Examinez les ventes situées au-dessous de Grosley, celles avoisinant le val Saint-Martin, c’est comme si le feu y avait passé. Et il y en a bien d’autres semblables.

Pourtant M. le marquis veut que je lui trouve de l’argent là-dedans chaque année. C’est à en donner sa langue aux chats.

Ah ! mon pauvre Loriot, tout n’est pas rose dans l’existence d’un régisseur. Laissez vos braconniers descendre la bicherie.

— C’est ce que je fais.

— Très bien.

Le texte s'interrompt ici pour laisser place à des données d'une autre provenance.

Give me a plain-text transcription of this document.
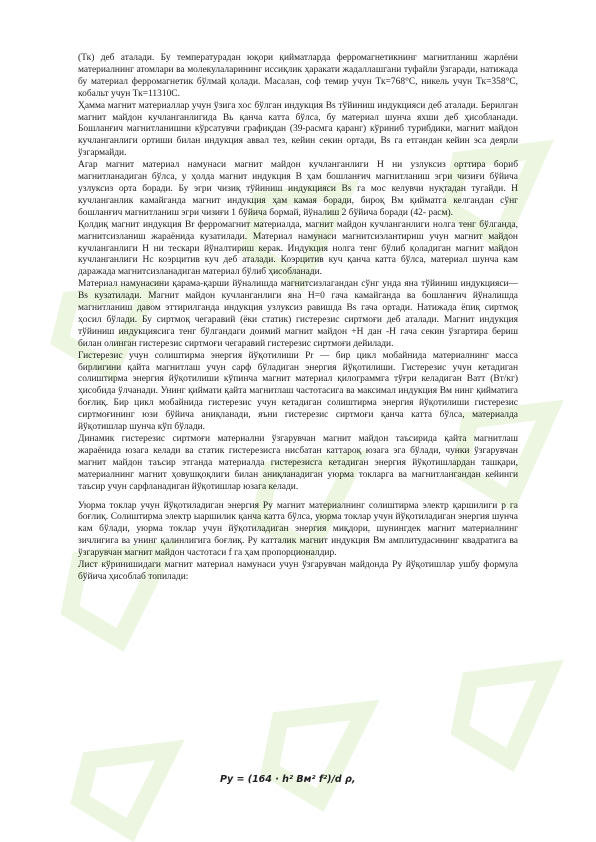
(Тк) деб аталади. Бу температурадан юқори қийматларда ферромагнетикнинг магнитланиш жарлёни материалнинг атомлари ва молекулаларининг иссиқлик ҳаракати жадаллашгани туфайли ўзгаради, натижада бу материал ферромагнетик бўлмай қолади. Масалан, соф темир учун Тк=768°С, никель учун Тк=358°С, кобальт учун Тк=11310С.

Ҳамма магнит материаллар учун ўзига хос бўлган индукция Вs тўйиниш индукцияси деб аталади. Берилган магнит майдон кучланганлигида Вь қанча катта бўлса, бу материал шунча яхши деб ҳисобланади. Бошланғич магнитланишни кўрсатувчи графиқдан (39-расмга қаранг) кўриниб турибдики, магнит майдон кучланганлиги ортиши билан индукция аввал тез, кейин секин ортади, Вs га етгандан кейин эса деярли ўзгармайди.

Агар магнит материал намунаси магнит майдон кучланганлиги Н ни узлуксиз орттира бориб магнитланадиган бўлса, у ҳолда магнит индукция В ҳам бошланғич магнитланиш эгри чизиғи бўйича узлуксиз орта боради. Бу эгри чизиқ тўйиниш индукцияси Вs га мос келувчи нуқтадан тугайди. Н кучланганлик камайганда магнит индукция ҳам камая боради, бироқ Вм қийматга келгандан сўнг бошланғич магнитланиш эгри чизиғи 1 бўйича бормай, йўналиш 2 бўйича боради (42- расм).

Қолдиқ магнит индукция Вr ферромагнит материалда, магнит майдон кучланганлиги нолга тенг бўлганда, магнитсизланиш жараёнида кузатилади. Материал намунаси магнитсизлантириш учун магнит майдон кучланганлиги Н ни тескари йўналтириш керак. Индукция нолга тенг бўлиб қоладиган магнит майдон кучланганлиги Нс коэрцитив куч деб аталади. Коэрцитив куч қанча катта бўлса, материал шунча кам даражада магнитсизланадиган материал бўлиб ҳисобланади.

Материал намунасини қарама-қарши йўналишда магнитсизлагандан сўнг унда яна тўйиниш индукцияси—Вs кузатилади. Магнит майдон кучланганлиги яна Н=0 гача камайганда ва бошланғич йўналишда магнитланиш давом эттирилганда индукция узлуксиз равишда Вs гача ортади. Натижада ёпиқ сиртмоқ ҳосил бўлади. Бу сиртмоқ чегаравий (ёки статик) гистерезис сиртмоғи деб аталади. Магнит индукция тўйиниш индукциясига тенг бўлгандаги доимий магнит майдон +Н дан -Н гача секин ўзгартира бериш билан олинган гистерезис сиртмоғи чегаравий гистерезис сиртмоғи дейилади.

Гистерезис учун солиштирма энергия йўқотилиши Рr — бир цикл мобайнида материалнинг масса бирлигини қайта магнитлаш учун сарф бўладиган энергия йўқотилиши. Гистерезис учун кетадиган солиштирма энергия йўқотилиши кўпинча магнит материал қилограммга тўғри келадиган Ватт (Вт/кг) ҳисобида ўлчанади. Унинг қиймати қайта магнитлаш частотасига ва максимал индукция Вм нинг қийматига боғлиқ. Бир цикл мобайнида гистерезис учун кетадиган солиштирма энергия йўқотилиши гистерезис сиртмоғининг юзи бўйича аниқланади, яъни гистерезис сиртмоғи қанча катта бўлса, материалда йўқотишлар шунча кўп бўлади.

Динамик гистерезис сиртмоғи материални ўзгарувчан магнит майдон таъсирида қайта магнитлаш жараёнида юзага келади ва статик гистерезисга нисбатан каттароқ юзага эга бўлади, чунки ўзгарувчан магнит майдон таъсир этганда материалда гистерезисга кетадиган энергия йўқотишлардан ташқари, материалнинг магнит ҳовушқоқлиги билан аниқланадиган уюрма токларга ва магнитлангандан кейинги таъсир учун сарфланадиган йўқотишлар юзага келади.

Уюрма токлар учун йўқотиладиган энергия Ру магнит материалнинг солиштирма электр қаршилиги р га боғлиқ. Солиштирма электр ыаршилик қанча катта бўлса, уюрма токлар учун йўқотиладиган энергия шунча кам бўлади, уюрма токлар учун йўқотиладиган энергия миқдори, шунингдек магнит материалнинг зичлигига ва унинг қалинлигига боғлиқ. Ру катталик магнит индукция Вм амплитудасининг квадратига ва ўзгарувчан магнит майдон частотаси f га ҳам пропорционалдир.

Лист кўринишидаги магнит материал намунаси учун ўзгарувчан майдонда Ру йўқотишлар ушбу формула бўйича ҳисоблаб топилади:

Pу = (164 · h² Bм² f²)/d ρ,
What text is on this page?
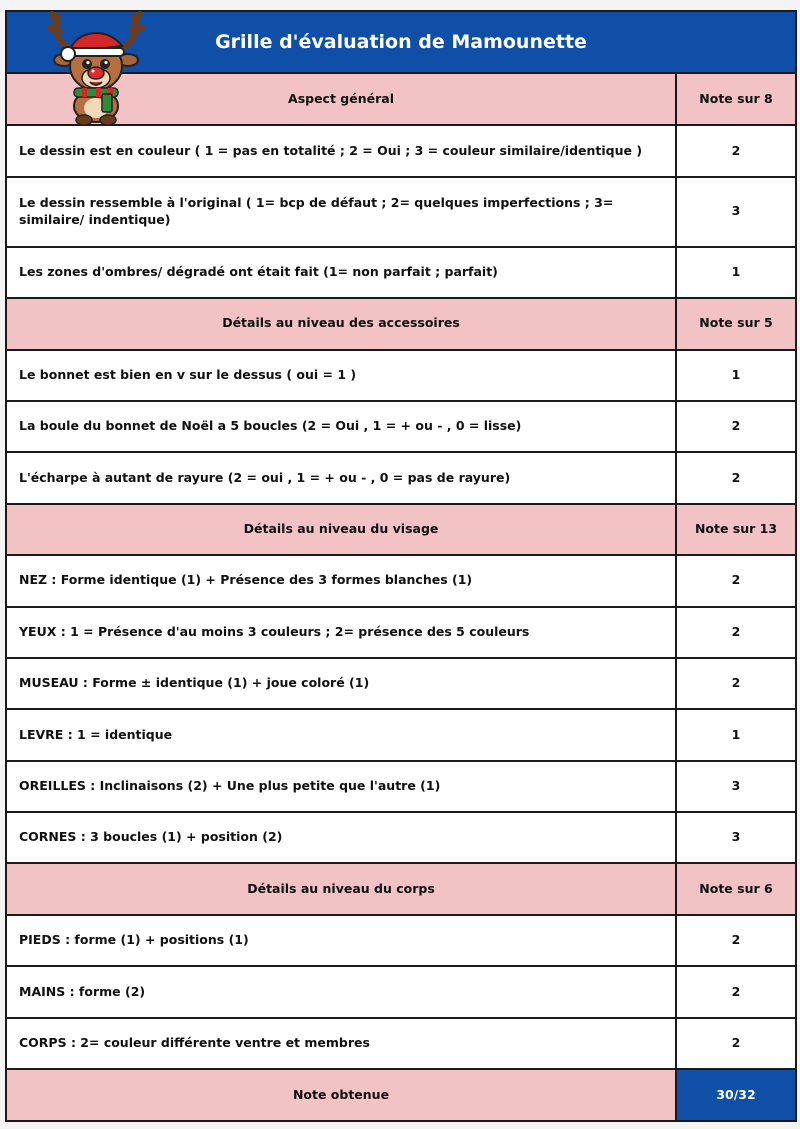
Grille d'évaluation de Mamounette
Aspect général	Note sur 8
Le dessin est en couleur ( 1 = pas en totalité ; 2 = Oui ; 3 = couleur similaire/identique )	2
Le dessin ressemble à l'original ( 1= bcp de défaut ; 2= quelques imperfections ; 3= similaire/ indentique)	3
Les zones d'ombres/ dégradé ont était fait (1= non parfait ; parfait)	1
Détails au niveau des accessoires	Note sur 5
Le bonnet est bien en v sur le dessus ( oui = 1 )	1
La boule du bonnet de Noël a 5 boucles (2 = Oui , 1 = + ou - , 0 = lisse)	2
L'écharpe à autant de rayure (2 = oui , 1 = + ou - , 0 = pas de rayure)	2
Détails au niveau du visage	Note sur 13
NEZ : Forme identique (1) + Présence des 3 formes blanches (1)	2
YEUX : 1 = Présence d'au moins 3 couleurs ; 2= présence des 5 couleurs	2
MUSEAU : Forme ± identique (1) + joue coloré (1)	2
LEVRE : 1 = identique	1
OREILLES : Inclinaisons (2) + Une plus petite que l'autre (1)	3
CORNES : 3 boucles (1) + position (2)	3
Détails au niveau du corps	Note sur 6
PIEDS : forme (1) + positions (1)	2
MAINS : forme (2)	2
CORPS : 2= couleur différente ventre et membres	2
Note obtenue	30/32
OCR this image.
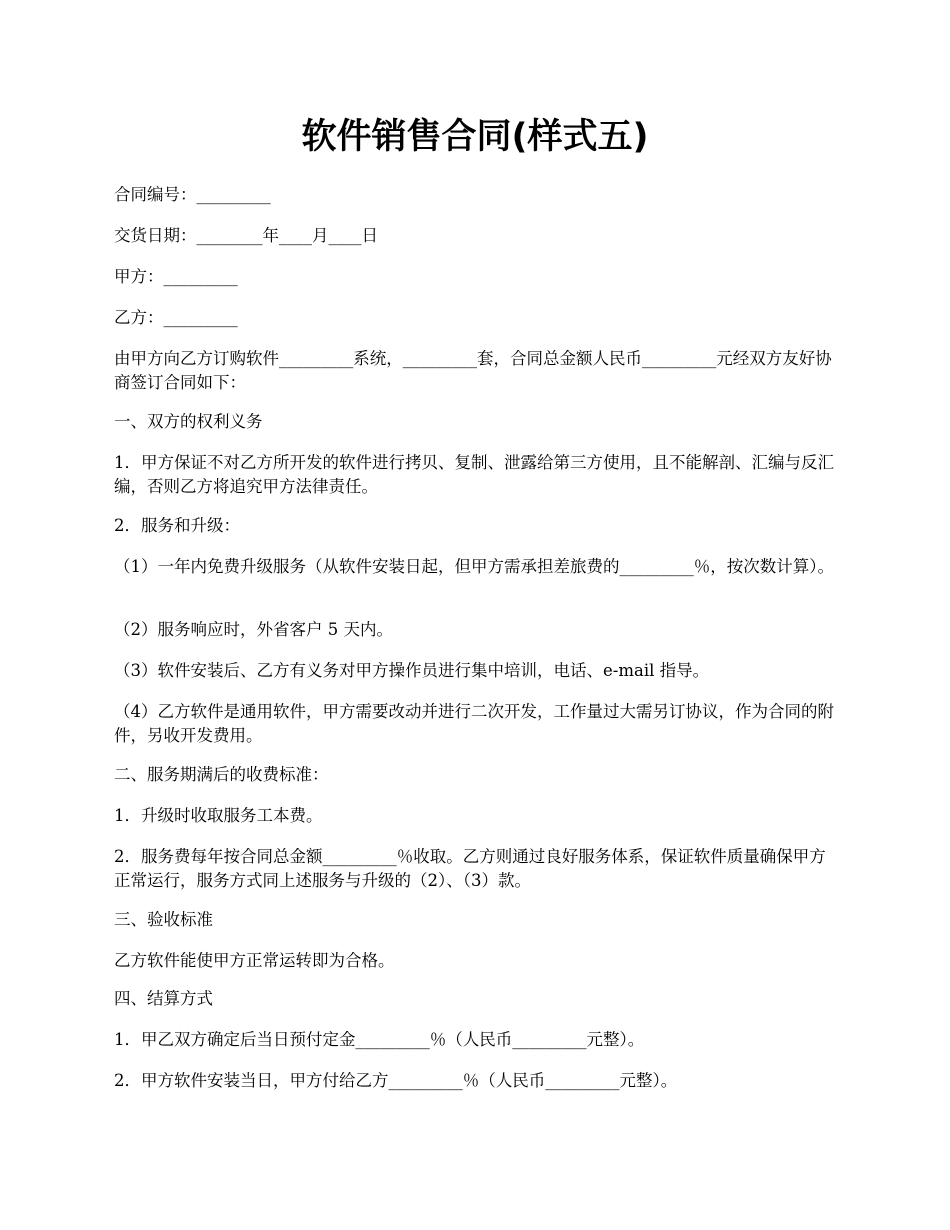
软件销售合同(样式五)

合同编号：_________

交货日期：________年____月____日

甲方：_________

乙方：_________

由甲方向乙方订购软件_________系统，_________套，合同总金额人民币_________元经双方友好协商签订合同如下：

一、双方的权利义务

1．甲方保证不对乙方所开发的软件进行拷贝、复制、泄露给第三方使用，且不能解剖、汇编与反汇编，否则乙方将追究甲方法律责任。

2．服务和升级：

（1）一年内免费升级服务（从软件安装日起，但甲方需承担差旅费的_________％，按次数计算）。

（2）服务响应时，外省客户 5 天内。

（3）软件安装后、乙方有义务对甲方操作员进行集中培训，电话、e-mail 指导。

（4）乙方软件是通用软件，甲方需要改动并进行二次开发，工作量过大需另订协议，作为合同的附件，另收开发费用。

二、服务期满后的收费标准：

1．升级时收取服务工本费。

2．服务费每年按合同总金额_________％收取。乙方则通过良好服务体系，保证软件质量确保甲方正常运行，服务方式同上述服务与升级的（2）、（3）款。

三、验收标准

乙方软件能使甲方正常运转即为合格。

四、结算方式

1．甲乙双方确定后当日预付定金_________％（人民币_________元整）。

2．甲方软件安装当日，甲方付给乙方_________％（人民币_________元整）。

Et Billoin comment va-t-il ?

— Toujours de mal en pis. Depuis la Saint-Hubert, il nous semblait tout chose.

— Ah ! oui, l’histoire du cerf de chasse tué sous le nez du marquis. Je me souviens parfaitement. Il me semble même que M. de Curvilliers lui gardait rancune depuis ce jour, bien à tort suivant moi.

— Que voulez-vous les maîtres sont souvent injustes.

— À qui le dites-vous ? Enfin faites pour le mieux, n’est-ce pas. À propos je vous enverrai demain un marchand de bois de Bernay qui désire acheter le taillis et les chênes du secteur de la Soudière. Montrez-lui tout cela en évitant de le conduire dans la partie sud qui a été ravagée, dès la première année, par les animaux.

— C’est entendu.

— Bon, adieu Loriot.

Alors le brigadier se retirait et s’acheminait lentement vers la forêt, trop lentement même, car il s’arrêtait pour parler à l’un et à l’autre, buvant du cidre ici, de l’eau-de-vie là, si bien qu’en regagnant son poste le digne homme voyait les arbres doubles.

Son amabilité en ces circonstances qu’on pourrait appeler alcoolique, était au-dessus de tout éloge.